An April evening

April 25, 2017

Phagan, born on June 1, 1899 to tenant farmer parents who moved to Marietta from Alabama to capitalize on the financial success of the city, set out to pick up her weekly pay from the National Pencil Company downtown on the afternoon of

Courtesy of the Leo Frank Research Library.
The young Mary Phagan poses for a photograph.

Confederate Memorial Day, with plans to attend the parade later in the day. Frank, the last person to see her alive, paid her wages. The time in between him paying her and the factory’s watchman Newt Lee finding her body in the basement, abused both physically and possibly sexually, offers the deepest mystery and the news of her death sparked outrage in the public.

The next morning, the police contacted Frank and began to find evidence against him.
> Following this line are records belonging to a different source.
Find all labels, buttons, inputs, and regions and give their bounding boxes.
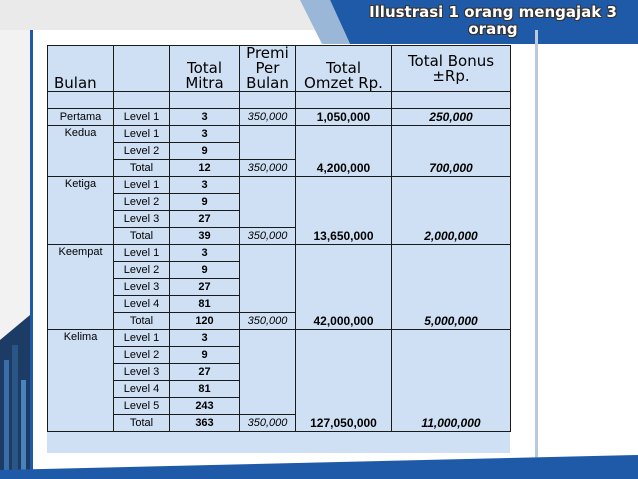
omzet-cell: 1,050,000 <box>296 109 392 126</box>
premi-empty-cell <box>240 126 296 160</box>
omzet-cell: 127,050,000 <box>296 330 392 432</box>
mitra-cell: 3 <box>170 126 240 143</box>
header-bonus-line: Total Bonus <box>407 51 495 70</box>
spacer-cell <box>296 92 392 109</box>
level-cell: Level 1 <box>114 126 170 143</box>
level-cell: Level 2 <box>114 347 170 364</box>
slide-title-line1: Illustrasi 1 orang mengajak 3 <box>369 3 617 21</box>
header-premi-line: Bulan <box>246 74 289 92</box>
header-level <box>114 46 170 92</box>
total-mitra-cell: 12 <box>170 160 240 177</box>
mitra-cell: 9 <box>170 262 240 279</box>
bonus-illustration-table <box>47 45 511 432</box>
premi-cell: 350,000 <box>240 313 296 330</box>
mitra-cell: 3 <box>170 177 240 194</box>
omzet-cell: 13,650,000 <box>296 177 392 245</box>
bonus-cell: 5,000,000 <box>392 245 511 330</box>
month-cell: Kelima <box>48 330 114 432</box>
mitra-cell: 9 <box>170 143 240 160</box>
mitra-cell: 9 <box>170 194 240 211</box>
premi-empty-cell <box>240 330 296 415</box>
table-row <box>48 126 511 143</box>
level-cell: Level 1 <box>114 177 170 194</box>
level-cell: Level 2 <box>114 262 170 279</box>
total-mitra-cell: 120 <box>170 313 240 330</box>
mitra-cell: 243 <box>170 398 240 415</box>
mitra-cell: 9 <box>170 347 240 364</box>
mitra-cell: 81 <box>170 296 240 313</box>
header-total-mitra <box>170 46 240 92</box>
table-row <box>48 109 511 126</box>
header-omzet <box>296 46 392 92</box>
mitra-cell: 3 <box>170 245 240 262</box>
spacer-cell <box>48 92 114 109</box>
header-bulan: Bulan <box>48 46 114 92</box>
spacer-cell <box>170 92 240 109</box>
header-omzet-line: Omzet Rp. <box>304 74 383 92</box>
table-row <box>48 245 511 262</box>
premi-cell: 350,000 <box>240 160 296 177</box>
month-cell: Kedua <box>48 126 114 177</box>
level-cell: Level 4 <box>114 296 170 313</box>
header-row <box>48 46 511 92</box>
level-cell: Level 2 <box>114 143 170 160</box>
level-cell: Level 1 <box>114 330 170 347</box>
spacer-cell <box>114 92 170 109</box>
header-omzet-line: Total <box>325 59 362 77</box>
total-mitra-cell: 363 <box>170 415 240 432</box>
level-cell: Level 1 <box>114 109 170 126</box>
bonus-cell: 700,000 <box>392 126 511 177</box>
mitra-cell: 3 <box>170 109 240 126</box>
total-label-cell: Total <box>114 415 170 432</box>
slide-title-line2: orang <box>468 20 518 38</box>
premi-empty-cell <box>240 245 296 313</box>
premi-cell: 350,000 <box>240 109 296 126</box>
spacer-cell <box>392 92 511 109</box>
header-total-mitra-line: Total <box>186 59 223 77</box>
month-cell: Pertama <box>48 109 114 126</box>
bonus-cell: 2,000,000 <box>392 177 511 245</box>
level-cell: Level 4 <box>114 381 170 398</box>
table-row <box>48 330 511 347</box>
omzet-cell: 42,000,000 <box>296 245 392 330</box>
mitra-cell: 27 <box>170 211 240 228</box>
header-bonus <box>392 46 511 92</box>
slide-title <box>358 4 628 38</box>
header-premi-line: Premi <box>246 44 289 62</box>
total-mitra-cell: 39 <box>170 228 240 245</box>
header-bonus-line: ±Rp. <box>432 66 470 85</box>
level-cell: Level 3 <box>114 211 170 228</box>
premi-empty-cell <box>240 177 296 228</box>
level-cell: Level 2 <box>114 194 170 211</box>
bonus-cell: 11,000,000 <box>392 330 511 432</box>
level-cell: Level 3 <box>114 364 170 381</box>
premi-cell: 350,000 <box>240 415 296 432</box>
spacer-row <box>48 92 511 109</box>
month-cell: Ketiga <box>48 177 114 245</box>
header-premi-line: Per <box>255 59 280 77</box>
level-cell: Level 1 <box>114 245 170 262</box>
header-total-mitra-line: Mitra <box>185 74 224 92</box>
mitra-cell: 81 <box>170 381 240 398</box>
level-cell: Level 5 <box>114 398 170 415</box>
header-premi <box>240 46 296 92</box>
bonus-table-container <box>47 45 510 453</box>
spacer-cell <box>240 92 296 109</box>
mitra-cell: 27 <box>170 364 240 381</box>
month-cell: Keempat <box>48 245 114 330</box>
mitra-cell: 3 <box>170 330 240 347</box>
omzet-cell: 4,200,000 <box>296 126 392 177</box>
bonus-cell: 250,000 <box>392 109 511 126</box>
mitra-cell: 27 <box>170 279 240 296</box>
level-cell: Level 3 <box>114 279 170 296</box>
total-label-cell: Total <box>114 313 170 330</box>
total-label-cell: Total <box>114 160 170 177</box>
total-label-cell: Total <box>114 228 170 245</box>
table-row <box>48 177 511 194</box>
premi-cell: 350,000 <box>240 228 296 245</box>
He claimed that he stayed in his office for at least twenty minutes after Phagan left, but another factory worker, Monteen Stover, claimed she did not see him when she picked up her pay shortly after. Furthermore, Lee, who the police initially suspected, revealed that Frank called after leaving the factory to verify that “everything was all right,” an out-of-the-ordinary move. They also found a pinkish-red stain in the corner of the girls’ dressing room that the State claimed as blood but Frank claimed to be red varnish.

Courtesy of the Leo Frank Research Library.
A photograph taken of Jim Conley.

Using this as evidence, the police arrested Frank. They brought him to trial and put the National Pencil Company’s African-American janitor Jim Conley, who admitted to helping Frank move Phagan’s body, on the stand as the main witness against him; the police had arrested Conley earlier after finding him washing red stains out of his shirt.

Further evidence included a statement by Frank, drawn from questioning, in which the prosecution, led by Solicitor General Hugh Dorsey, removed all of the questions and compiled his answers into one paragraph without context, a piece of cord and rag found around Phagan’s neck, wood chips with red splotches on them from the floor, a bloodied shirt found at Newt Lee’s home, and a pad of paper belonging to Conley. Police found two notes resting by Phagan’s body, purportedly written by Mary Phagan and blaming the murder on Lee; Conley later admitted to writing the letters at the request of Frank.

Courtesy of the Leo Frank Research Library.
Solicitor General Hugh Dorsey poses for a photograph.

The compiled evidence and testimonies in brief form 318 pages of documents, including more than one hundred witnesses for Frank’s character. As the trial progressed, contradicting statements and evidence from Conley, who provided more than four conflicting testimonies, and other witnesses, as well as interference by the media, led to myriad opinions from either side. The jury eventually convicted Frank and sentenced him to death.

In an attempt to appeal, Frank contacted constitutional lawyer and member of the American Jewish Committee Louis Marshall, who gave Frank’s lawyers, led by Luther Rosser, Reuben Arnold, and Herbert Haas, advice on how to appeal that they ignored. They filed three appeals to the Supreme Court of Georgia and two to the U.S. Supreme Court claiming procedural problems and public influence on the trial. The courts denied each appeal.

Georgia governor John M. Slaton next reviewed the case, reading over 10,000 pages in documents and visiting the pencil factory; he eventually decided on the injustice of Frank’s trial and commuted Frank’s sentence from the death penalty to life imprisonment under the assumption that evidence would lead to Frank’s eventual freedom.

By the time of the commutation, more than two years had passed since the initial murder. A prison farm in Milledgeville, Georgia held Frank, and on August 16, 1915, a number of citizens of Marietta broke into the prison, dragged Frank from his cell back to Marietta, and hanged him the next morning.

Courtesy of Vanishing Georgia, Georgia Archives, Morrow, Georgia.
A postcard of Leo Frank’s lynching taken on August 17, 1915.

The case sat untouched for 67 years until the eighty-three-year-old Alonzo Mann testified in 1982, that he saw Jim Conley carrying Phagan’s body to the basement of the company on April 26, and that Conley threatened him to keep quiet. The testimony in part inspired the Georgia State Board of Pardons and Paroles to pardon Frank in 1986, though not due to his perceived innocence but because of the issues with his trial and his inability to appeal because of the lynching.

“Without attempting to address the question of guilt or innocence, and in recognition of the State’s failure to protect the person of Leo M. Frank and thereby preserve his opportunity for continued legal appeal of his conviction, and in recognition of the State’s failure to bring his killers to justice, and as an effort to heal old wounds, the State Board of Pardons and Paroles, in compliance with its Constitutional and statutory authority, hereby grants to Leo M. Frank a Pardon,” the board said.